À titre d’exemple, les organisations de marketing de destination (OGD) et les bureaux de congrès et d’accueil du tourisme ont traditionnellement eu un objectif unique et linéaire : créer une demande pour une destination – et leurs partenariats de données en témoignent. Mais cet ensemble de données limité peut être enrichi en ajoutant de nouvelles dimensions, telles que les dépenses et la conversion, qui doivent provenir d’un autre partenaire de données. Si le DMO en est au stade pilote de l’IA, la connectivité en temps réel des données provenant de différentes dimensions dans un système agent peut automatiser la prise de décision.

Si nous acceptons que les entreprises ont besoin de nouveaux partenariats de données pour effectuer une transition complète vers les projets pilotes d’IA, alors il existe un argument fort, auquel je souscris, selon lequel nous devons également commencer la conversion autour des normes de données. La cohérence dans la manière dont les données seront utilisées, stockées et analysées à l’avenir pourrait aider l’industrie du voyage et son écosystème technologique à résoudre les problèmes de confiance.

La confiance sera essentielle à l’avenir. Dans un contexte B2C, il existe un cercle vertueux dans lequel les clients sont prêts à partager des données avec un agent IA de confiance. Plus l’agent ingère de données, meilleure est l’expérience du consommateur, renforçant ainsi les liens de confiance, qui se traduisent alors par une plus grande volonté de partager des données.
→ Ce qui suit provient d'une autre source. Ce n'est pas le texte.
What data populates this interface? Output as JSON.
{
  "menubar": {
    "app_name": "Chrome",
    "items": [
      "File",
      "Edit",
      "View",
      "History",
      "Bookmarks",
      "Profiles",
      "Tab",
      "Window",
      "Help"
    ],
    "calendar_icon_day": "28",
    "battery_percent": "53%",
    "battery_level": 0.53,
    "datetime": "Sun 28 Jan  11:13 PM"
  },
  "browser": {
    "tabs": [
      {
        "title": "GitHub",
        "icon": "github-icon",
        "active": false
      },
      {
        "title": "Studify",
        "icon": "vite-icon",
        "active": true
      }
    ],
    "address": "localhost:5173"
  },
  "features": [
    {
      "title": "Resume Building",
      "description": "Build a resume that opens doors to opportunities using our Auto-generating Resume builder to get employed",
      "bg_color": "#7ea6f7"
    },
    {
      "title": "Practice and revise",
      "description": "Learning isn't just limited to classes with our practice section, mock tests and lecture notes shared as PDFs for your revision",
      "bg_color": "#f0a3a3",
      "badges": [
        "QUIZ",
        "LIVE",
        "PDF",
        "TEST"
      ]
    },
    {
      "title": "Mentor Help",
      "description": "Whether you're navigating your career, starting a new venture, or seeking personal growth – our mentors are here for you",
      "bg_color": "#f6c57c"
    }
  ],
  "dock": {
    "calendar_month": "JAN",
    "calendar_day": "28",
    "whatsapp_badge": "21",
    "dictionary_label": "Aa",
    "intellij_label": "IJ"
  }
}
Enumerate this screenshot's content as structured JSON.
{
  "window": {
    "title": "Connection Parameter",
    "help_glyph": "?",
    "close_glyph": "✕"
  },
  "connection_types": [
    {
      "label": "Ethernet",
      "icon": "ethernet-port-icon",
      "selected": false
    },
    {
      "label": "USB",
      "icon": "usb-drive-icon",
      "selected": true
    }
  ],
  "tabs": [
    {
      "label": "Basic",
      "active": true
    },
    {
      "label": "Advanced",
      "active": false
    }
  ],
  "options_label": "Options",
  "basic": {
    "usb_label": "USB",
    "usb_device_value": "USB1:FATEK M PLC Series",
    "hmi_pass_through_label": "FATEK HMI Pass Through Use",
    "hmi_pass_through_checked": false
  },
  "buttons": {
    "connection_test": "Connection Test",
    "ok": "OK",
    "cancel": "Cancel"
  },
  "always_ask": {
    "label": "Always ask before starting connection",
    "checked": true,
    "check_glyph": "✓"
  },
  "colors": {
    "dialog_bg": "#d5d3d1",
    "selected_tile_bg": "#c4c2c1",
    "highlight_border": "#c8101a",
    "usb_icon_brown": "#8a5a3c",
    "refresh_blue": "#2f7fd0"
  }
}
Des normes sont également nécessaires en B2B. Les partenariats de données auront clairement un aspect commercial, mais ils doivent être encadrés dans un cadre fiable et cohérent qui donne aux entreprises les outils nécessaires pour obtenir des résultats positifs tout en préservant la confiance des consommateurs.

Prochaines étapes

Certaines entreprises sont déjà en train d’être remodelées grâce à l’adoption de pilotes automatiques et de pilotes d’IA. Pour les cadres supérieurs qui supervisent les entreprises encore en phase pilote et copilote, un rattrapage est possible. L’IA elle-même peut vous aider à remettre votre entreprise dans la bonne forme, à condition que vous ayez une compréhension claire des cas d’utilisation spécifiques et de la valeur incrémentielle qui peut être libérée.

La question est simple : volerez-vous toujours avec des copilotes pendant que vos concurrents entrent dans l’ère de l’IA basée sur le signal ?

A propos de l’auteur…
Ali Becklen est le fondateur et associé directeur d’HotelRunner.